Four Reasons Why Amazon’s Pay Per Page Is No Bad Thing

Borrows of this book will now earn me somewhere between diddly and squat, and that's fine.
Borrows of this book will now earn me somewhere between diddly and squat, and that’s fine.

Last week, Amazon announced that they are going to change the way they pay authors for books read on Kindle Unlimited, the Kindle subscription lending library. There’s been a lot of opinions expressed about this, of course, but here’s my two pence worth.

I think the pay-by-page thing is a really good idea in the context where it’s being applied – Amazon’s Kindle Unlimited lending library. It’s going to slightly reduce my income through there, as most times people borrow me on Unlimited are for a very short book, but that’s fair enough. It’ll stop people gaming the lending system by deliberately filling it with short books, while still letting those with legitimate short books make some money off it. The suggestion I saw that Amazon might later extend this to sales is an interesting one, and I’ll be keeping an eye out for it, but right now it would go completely against Amazon’s self-publishing business model. They very carefully give control to authors, including control over pricing, within some fairly generous limits. It’s a good model to motivate authors in a way that profits Amazon, and pay-per-page for lending achieves the same goal in a different way. I’d be surprised to see them spread pay-per-page to sales, but then we live in surprising times.

Someone suggested that this model might lead to padded and unedited stories, so people are reading more pages. I’m sure a few unscrupulous and stupid publishers will do that, but in the current market, which contains a huge amount of choice, I don’t think it will get them far – especially in a subscription service like Kindle Unlimited. People reading from the front end of this pay-per-page model have access to a huge library of books to choose from, and the real money for an author is in getting them to stick with you. If you present a 200 word story padded out with 200 words of crap, lots of readers won’t continue to the end, never mind the next book, so you might only get paid for fifty pages. Whereas the leaner, better 200 page version is more likely to get 200 pages of payment and maybe more on later books, as well as taking less work. Sure, some people will game the system, but the more I think about it, the more I think this whole thing could reward good writing.

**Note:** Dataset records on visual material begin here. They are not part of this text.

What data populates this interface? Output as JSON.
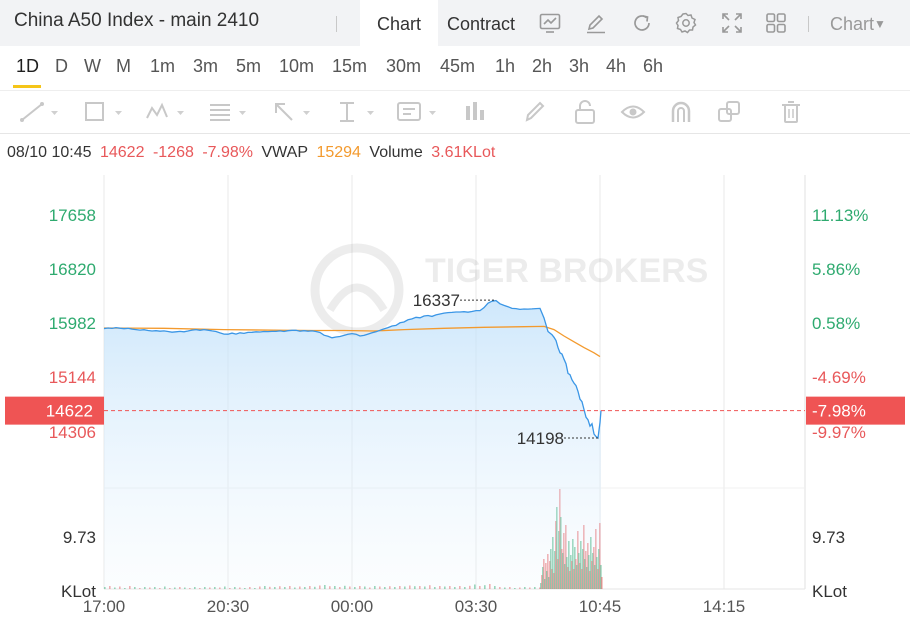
{
  "header": {
    "title": "China A50 Index - main 2410",
    "tabs": [
      {
        "label": "Chart",
        "active": true
      },
      {
        "label": "Contract",
        "active": false
      }
    ],
    "icons": [
      "line-chart-icon",
      "edit-icon",
      "refresh-icon",
      "settings-icon",
      "fullscreen-icon",
      "grid-icon"
    ],
    "chart_menu_label": "Chart"
  },
  "periods": [
    "1D",
    "D",
    "W",
    "M",
    "1m",
    "3m",
    "5m",
    "10m",
    "15m",
    "30m",
    "45m",
    "1h",
    "2h",
    "3h",
    "4h",
    "6h"
  ],
  "active_period": "1D",
  "drawing_tools": [
    "trend-line-icon",
    "rectangle-icon",
    "pattern-icon",
    "fib-icon",
    "arrow-icon",
    "measure-icon",
    "text-note-icon",
    "bar-pattern-icon",
    "brush-icon",
    "lock-icon",
    "eye-icon",
    "magnet-icon",
    "layers-icon",
    "trash-icon"
  ],
  "info": {
    "datetime": "08/10 10:45",
    "price": "14622",
    "change": "-1268",
    "change_pct": "-7.98%",
    "vwap_label": "VWAP",
    "vwap": "15294",
    "volume_label": "Volume",
    "volume": "3.61KLot"
  },
  "colors": {
    "up": "#2eaa6f",
    "down": "#e8585a",
    "price_line": "#3a96e6",
    "vwap_line": "#f39a2e",
    "current_tag": "#ef5454"
  },
  "watermark": "TIGER BROKERS",
  "chart_data": {
    "type": "line",
    "title": "",
    "x_ticks": [
      "17:00",
      "20:30",
      "00:00",
      "03:30",
      "10:45",
      "14:15"
    ],
    "y_left_ticks": [
      {
        "label": "17658",
        "value": 17658,
        "color": "up"
      },
      {
        "label": "16820",
        "value": 16820,
        "color": "up"
      },
      {
        "label": "15982",
        "value": 15982,
        "color": "up"
      },
      {
        "label": "15144",
        "value": 15144,
        "color": "down"
      },
      {
        "label": "14306",
        "value": 14306,
        "color": "down"
      }
    ],
    "y_right_ticks": [
      {
        "label": "11.13%",
        "value": 17658,
        "color": "up"
      },
      {
        "label": "5.86%",
        "value": 16820,
        "color": "up"
      },
      {
        "label": "0.58%",
        "value": 15982,
        "color": "up"
      },
      {
        "label": "-4.69%",
        "value": 15144,
        "color": "down"
      },
      {
        "label": "-9.97%",
        "value": 14306,
        "color": "down"
      }
    ],
    "current_price": {
      "label": "14622",
      "pct": "-7.98%",
      "value": 14622
    },
    "high_marker": {
      "label": "16337",
      "value": 16337
    },
    "low_marker": {
      "label": "14198",
      "value": 14198
    },
    "volume_axis": {
      "label": "9.73",
      "unit": "KLot"
    },
    "series": [
      {
        "name": "price",
        "points": [
          [
            0,
            15895
          ],
          [
            4,
            15904
          ],
          [
            8,
            15898
          ],
          [
            12,
            15910
          ],
          [
            16,
            15902
          ],
          [
            20,
            15893
          ],
          [
            24,
            15900
          ],
          [
            28,
            15888
          ],
          [
            32,
            15880
          ],
          [
            36,
            15872
          ],
          [
            40,
            15878
          ],
          [
            44,
            15865
          ],
          [
            48,
            15858
          ],
          [
            52,
            15862
          ],
          [
            56,
            15855
          ],
          [
            60,
            15860
          ],
          [
            64,
            15850
          ],
          [
            68,
            15840
          ],
          [
            72,
            15845
          ],
          [
            76,
            15852
          ],
          [
            80,
            15846
          ],
          [
            84,
            15858
          ],
          [
            88,
            15872
          ],
          [
            92,
            15880
          ],
          [
            96,
            15868
          ],
          [
            100,
            15880
          ],
          [
            104,
            15870
          ],
          [
            108,
            15860
          ],
          [
            112,
            15850
          ],
          [
            116,
            15828
          ],
          [
            120,
            15810
          ],
          [
            124,
            15808
          ],
          [
            128,
            15825
          ],
          [
            132,
            15810
          ],
          [
            136,
            15830
          ],
          [
            140,
            15820
          ],
          [
            144,
            15836
          ],
          [
            148,
            15838
          ],
          [
            152,
            15845
          ],
          [
            156,
            15842
          ],
          [
            160,
            15850
          ],
          [
            164,
            15848
          ],
          [
            168,
            15852
          ],
          [
            172,
            15852
          ],
          [
            176,
            15860
          ],
          [
            180,
            15850
          ],
          [
            184,
            15862
          ],
          [
            188,
            15868
          ],
          [
            192,
            15868
          ],
          [
            196,
            15855
          ],
          [
            200,
            15862
          ],
          [
            204,
            15854
          ],
          [
            208,
            15860
          ],
          [
            212,
            15850
          ],
          [
            216,
            15835
          ],
          [
            220,
            15792
          ],
          [
            224,
            15775
          ],
          [
            228,
            15752
          ],
          [
            232,
            15765
          ],
          [
            236,
            15772
          ],
          [
            240,
            15790
          ],
          [
            244,
            15808
          ],
          [
            248,
            15818
          ],
          [
            252,
            15808
          ],
          [
            256,
            15780
          ],
          [
            260,
            15790
          ],
          [
            264,
            15810
          ],
          [
            268,
            15830
          ],
          [
            272,
            15845
          ],
          [
            276,
            15868
          ],
          [
            280,
            15890
          ],
          [
            284,
            15910
          ],
          [
            288,
            15936
          ],
          [
            292,
            15945
          ],
          [
            296,
            15985
          ],
          [
            300,
            15998
          ],
          [
            304,
            16032
          ],
          [
            308,
            16045
          ],
          [
            312,
            16070
          ],
          [
            316,
            16062
          ],
          [
            320,
            16090
          ],
          [
            324,
            16098
          ],
          [
            328,
            16085
          ],
          [
            332,
            16108
          ],
          [
            336,
            16122
          ],
          [
            340,
            16136
          ],
          [
            344,
            16143
          ],
          [
            348,
            16147
          ],
          [
            352,
            16152
          ],
          [
            356,
            16152
          ],
          [
            360,
            16157
          ],
          [
            364,
            16150
          ],
          [
            368,
            16160
          ],
          [
            372,
            16174
          ],
          [
            376,
            16175
          ],
          [
            380,
            16220
          ],
          [
            384,
            16290
          ],
          [
            388,
            16320
          ],
          [
            392,
            16330
          ],
          [
            396,
            16280
          ],
          [
            400,
            16255
          ],
          [
            404,
            16235
          ],
          [
            408,
            16208
          ],
          [
            412,
            16205
          ],
          [
            416,
            16193
          ],
          [
            420,
            16200
          ],
          [
            424,
            16198
          ],
          [
            428,
            16201
          ],
          [
            432,
            16205
          ],
          [
            436,
            16208
          ],
          [
            440,
            16060
          ],
          [
            444,
            15850
          ],
          [
            446,
            15825
          ],
          [
            448,
            15800
          ],
          [
            450,
            15760
          ],
          [
            452,
            15710
          ],
          [
            454,
            15600
          ],
          [
            456,
            15520
          ],
          [
            458,
            15500
          ],
          [
            460,
            15420
          ],
          [
            462,
            15350
          ],
          [
            464,
            15200
          ],
          [
            466,
            15180
          ],
          [
            468,
            15100
          ],
          [
            470,
            15050
          ],
          [
            472,
            15010
          ],
          [
            474,
            14920
          ],
          [
            476,
            14800
          ],
          [
            478,
            14760
          ],
          [
            480,
            14640
          ],
          [
            482,
            14520
          ],
          [
            484,
            14480
          ],
          [
            486,
            14380
          ],
          [
            488,
            14420
          ],
          [
            490,
            14260
          ],
          [
            492,
            14220
          ],
          [
            494,
            14198
          ],
          [
            496,
            14440
          ],
          [
            497,
            14622
          ]
        ]
      },
      {
        "name": "VWAP",
        "points": [
          [
            0,
            15904
          ],
          [
            60,
            15900
          ],
          [
            120,
            15880
          ],
          [
            180,
            15868
          ],
          [
            210,
            15865
          ],
          [
            240,
            15865
          ],
          [
            270,
            15858
          ],
          [
            300,
            15880
          ],
          [
            340,
            15900
          ],
          [
            380,
            15915
          ],
          [
            420,
            15925
          ],
          [
            440,
            15930
          ],
          [
            450,
            15880
          ],
          [
            460,
            15780
          ],
          [
            470,
            15690
          ],
          [
            480,
            15600
          ],
          [
            490,
            15520
          ],
          [
            496,
            15460
          ]
        ]
      }
    ],
    "volume_bars": [
      [
        0,
        2
      ],
      [
        5,
        3
      ],
      [
        10,
        1.5
      ],
      [
        15,
        2.5
      ],
      [
        20,
        1
      ],
      [
        25,
        3
      ],
      [
        30,
        2
      ],
      [
        35,
        1
      ],
      [
        40,
        2
      ],
      [
        45,
        1.5
      ],
      [
        50,
        2
      ],
      [
        55,
        1
      ],
      [
        60,
        2.5
      ],
      [
        65,
        1
      ],
      [
        70,
        1.5
      ],
      [
        75,
        2
      ],
      [
        80,
        1.5
      ],
      [
        85,
        1
      ],
      [
        90,
        2
      ],
      [
        95,
        1
      ],
      [
        100,
        2
      ],
      [
        105,
        1.5
      ],
      [
        110,
        2
      ],
      [
        115,
        1.5
      ],
      [
        120,
        2.5
      ],
      [
        125,
        1
      ],
      [
        130,
        2
      ],
      [
        135,
        1.5
      ],
      [
        140,
        1
      ],
      [
        145,
        2
      ],
      [
        150,
        1
      ],
      [
        155,
        2.5
      ],
      [
        160,
        3
      ],
      [
        165,
        2.2
      ],
      [
        170,
        2
      ],
      [
        175,
        2.8
      ],
      [
        180,
        2
      ],
      [
        185,
        3
      ],
      [
        190,
        1.5
      ],
      [
        195,
        2.5
      ],
      [
        200,
        2
      ],
      [
        205,
        3
      ],
      [
        210,
        2.2
      ],
      [
        215,
        3.5
      ],
      [
        220,
        4
      ],
      [
        225,
        2.8
      ],
      [
        230,
        3
      ],
      [
        235,
        2
      ],
      [
        240,
        3.2
      ],
      [
        245,
        2.5
      ],
      [
        250,
        2
      ],
      [
        255,
        3
      ],
      [
        260,
        2.5
      ],
      [
        265,
        1.5
      ],
      [
        270,
        3
      ],
      [
        275,
        2.5
      ],
      [
        280,
        2
      ],
      [
        285,
        2.8
      ],
      [
        290,
        2
      ],
      [
        295,
        3
      ],
      [
        300,
        2.5
      ],
      [
        305,
        3.5
      ],
      [
        310,
        2.8
      ],
      [
        315,
        3
      ],
      [
        320,
        2.5
      ],
      [
        325,
        3.8
      ],
      [
        330,
        2
      ],
      [
        335,
        3
      ],
      [
        340,
        2.5
      ],
      [
        345,
        3
      ],
      [
        350,
        2
      ],
      [
        355,
        3
      ],
      [
        360,
        2
      ],
      [
        365,
        3.2
      ],
      [
        370,
        4.5
      ],
      [
        375,
        3
      ],
      [
        380,
        3.8
      ],
      [
        385,
        5
      ],
      [
        390,
        3
      ],
      [
        395,
        2
      ],
      [
        400,
        1.5
      ],
      [
        405,
        2
      ],
      [
        410,
        1
      ],
      [
        415,
        1.5
      ],
      [
        420,
        2
      ],
      [
        425,
        1.5
      ],
      [
        430,
        2
      ],
      [
        435,
        1.5
      ],
      [
        436,
        6
      ],
      [
        437,
        14
      ],
      [
        438,
        22
      ],
      [
        439,
        30
      ],
      [
        440,
        10
      ],
      [
        441,
        26
      ],
      [
        442,
        18
      ],
      [
        443,
        35
      ],
      [
        444,
        12
      ],
      [
        445,
        28
      ],
      [
        446,
        40
      ],
      [
        447,
        20
      ],
      [
        448,
        52
      ],
      [
        449,
        16
      ],
      [
        450,
        38
      ],
      [
        451,
        68
      ],
      [
        452,
        82
      ],
      [
        453,
        30
      ],
      [
        454,
        58
      ],
      [
        455,
        100
      ],
      [
        456,
        72
      ],
      [
        457,
        40
      ],
      [
        458,
        36
      ],
      [
        459,
        56
      ],
      [
        460,
        25
      ],
      [
        461,
        64
      ],
      [
        462,
        32
      ],
      [
        463,
        22
      ],
      [
        464,
        48
      ],
      [
        465,
        18
      ],
      [
        466,
        34
      ],
      [
        467,
        28
      ],
      [
        468,
        50
      ],
      [
        469,
        20
      ],
      [
        470,
        42
      ],
      [
        471,
        30
      ],
      [
        472,
        24
      ],
      [
        473,
        58
      ],
      [
        474,
        36
      ],
      [
        475,
        26
      ],
      [
        476,
        48
      ],
      [
        477,
        20
      ],
      [
        478,
        40
      ],
      [
        479,
        64
      ],
      [
        480,
        30
      ],
      [
        481,
        38
      ],
      [
        482,
        22
      ],
      [
        483,
        46
      ],
      [
        484,
        34
      ],
      [
        485,
        18
      ],
      [
        486,
        52
      ],
      [
        487,
        28
      ],
      [
        488,
        36
      ],
      [
        489,
        42
      ],
      [
        490,
        24
      ],
      [
        491,
        60
      ],
      [
        492,
        32
      ],
      [
        493,
        20
      ],
      [
        494,
        40
      ],
      [
        495,
        66
      ],
      [
        496,
        24
      ],
      [
        497,
        12
      ]
    ]
  }
}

Looking more broadly, this is a change in Amazon’s relatively new lending library platform. The whole thing is pretty experimental. Their self-publishing sales platform is now well established, and making a change like this there would be much more disruptive and create far larger backlash, for better or for worse.

Looked at in the broadest sense, Amazon are too smart to try applying a single model to everything. They understand that’s not how the internet works.

In short, I think this is probably a good thing. It more closely aligns the interests of authors and readers within Kindle Unlimited, and that should lead to rewards for authors being more closely connected to a good reading experience. Surely that’s a win-win situation.